Al no recibir respuesta desde el interior del vehículo, los atacantes comenzaron a perder la paciencia.

—¿Qué pasa? ¿No decían que los mirasianos daban la vida por los civiles? —se burló el hombre de negro.

—¿Ahora resulta que prefieren sacrificar a este pobre infeliz con tal de proteger a una sola mujer?

Mientras gritaba, el mercenario pisó con fuerza la mano supuestamente herida del pastor.

—¡Ahhhh! —un alarido de dolor desgarró el aire.

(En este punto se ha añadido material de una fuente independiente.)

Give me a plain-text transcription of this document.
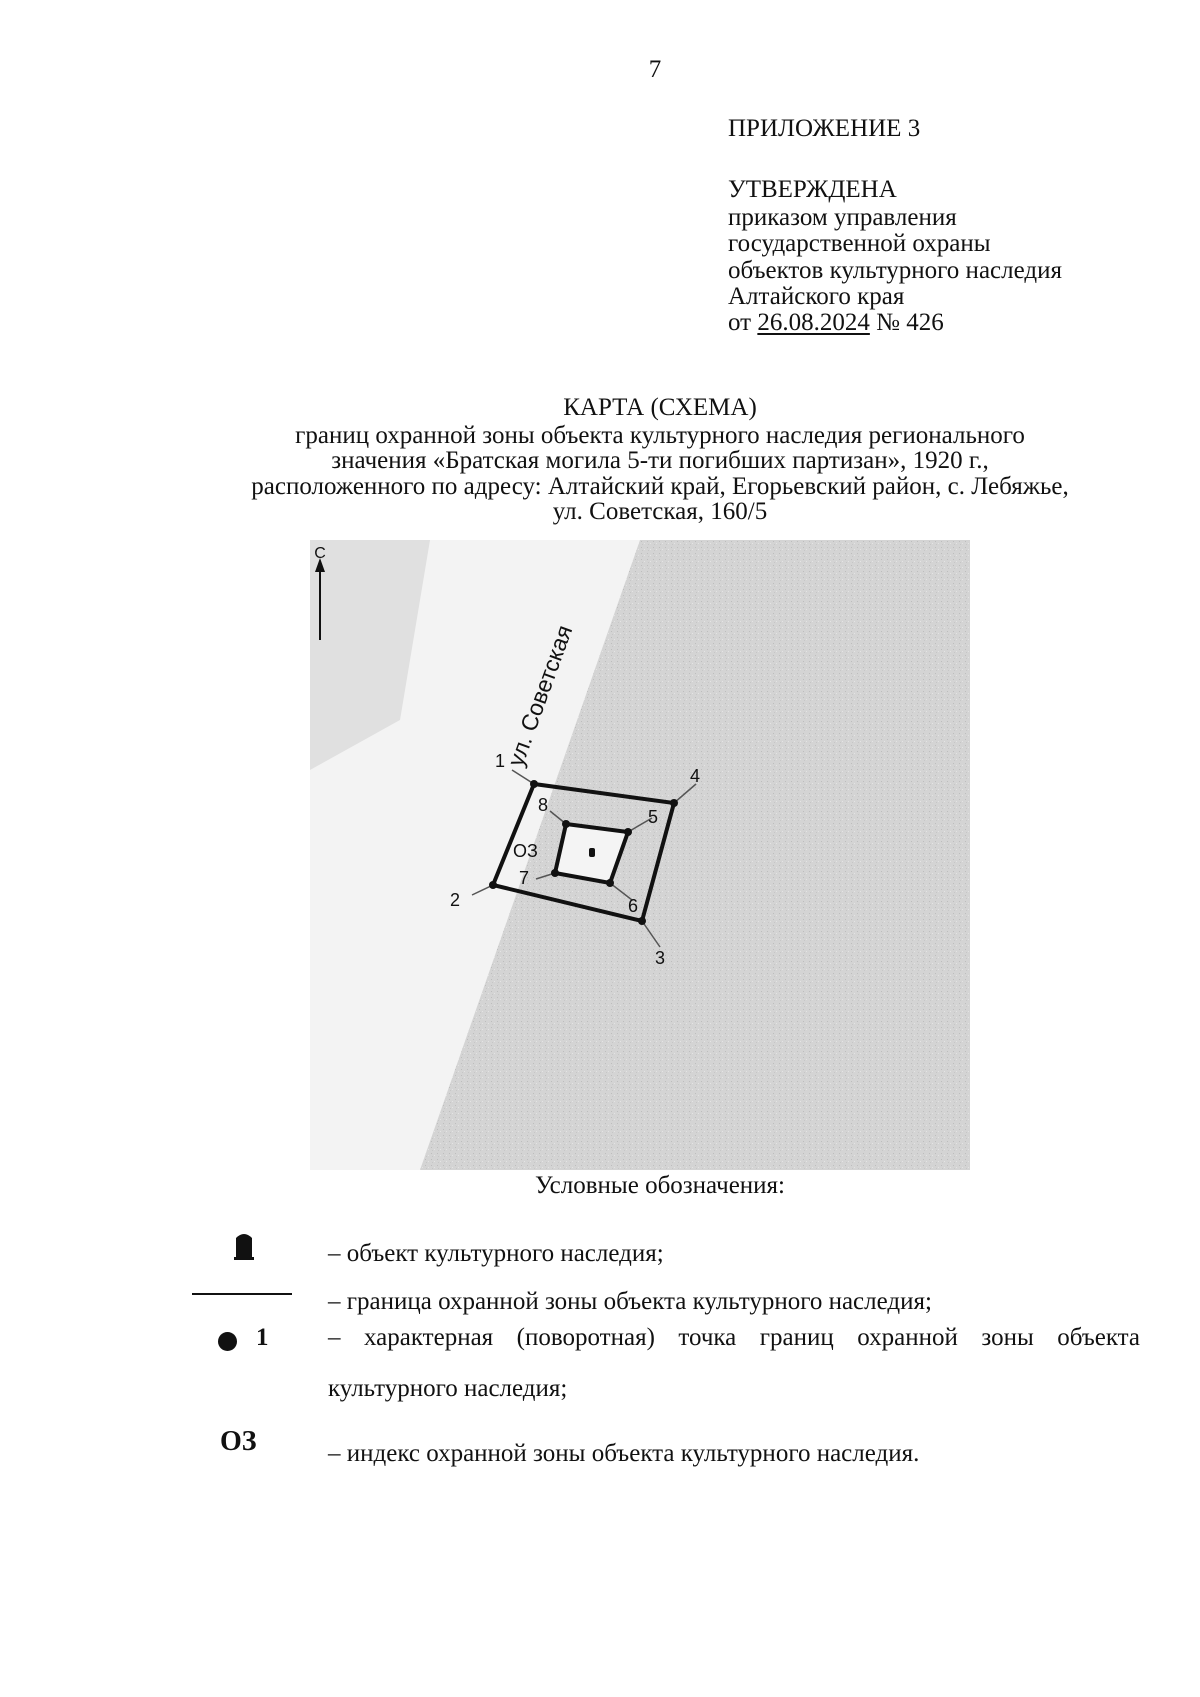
7
ПРИЛОЖЕНИЕ 3
УТВЕРЖДЕНА
приказом управления
государственной охраны
объектов культурного наследия
Алтайского края
от 26.08.2024 № 426
КАРТА (СХЕМА)
границ охранной зоны объекта культурного наследия регионального
значения «Братская могила 5-ти погибших партизан», 1920 г.,
расположенного по адресу: Алтайский край, Егорьевский район, с. Лебяжье,
ул. Советская, 160/5
С
ул. Советская
1
2
3
4
5
6
7
8
ОЗ
Условные обозначения:
– объект культурного наследия;
– граница охранной зоны объекта культурного наследия;
1 – характерная (поворотная) точка границ охранной зоны объекта культурного наследия;
ОЗ	– индекс охранной зоны объекта культурного наследия.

—¡Voy a salir a rescatarlo! —bramó el Sargento Calvo, incapaz de tolerar la tortura de un inocente.

Agustín lo sujetó del brazo.

—Si bajas ahora, es un suicidio.

—¿Y qué quiere que haga? ¡No voy a quedarme de brazos cruzados viendo cómo matan a un compatriota!

El Sargento apretó el arma con tanta fuerza que los nudillos se le pusieron blancos.

Con Gonzalo al borde de la muerte y ese civil siendo torturado, la furia le hervía en la sangre.

Sabía que el objetivo era la señorita Ortiz. Pero mientras ella operaba, alguien tenía que ganar tiempo. ¡Con suerte, los refuerzos no tardarían en llegar!

—A quien quieren es a ella. Que tú bajes no cambiará nada —le advirtió Agustín.

Afuera, el hombre seguía pisoteando al pastor, riendo con crueldad.

—¿Dónde quedó el honor de su ejército? —provocó—. ¡Miren cómo los abandonan!

El pastor gemía de dolor en el suelo.

—¡Están en una misión importante! ¡Haz conmigo lo que quieras, maldito! —gritó el hombre.

—¡Vaya, qué valiente! —se burló el atacante, y le disparó a quemarropa en la pierna.

El pastor soltó otro grito espeluznante.

¡El Sargento Calvo no aguantó más!

Ignorando las advertencias, abrió la puerta y salió del auto.

—¡Basta!

—¡¿Quiénes se creen que son?! ¡Están en territorio mirasiano, de aquí no van a salir vivos! —rugió.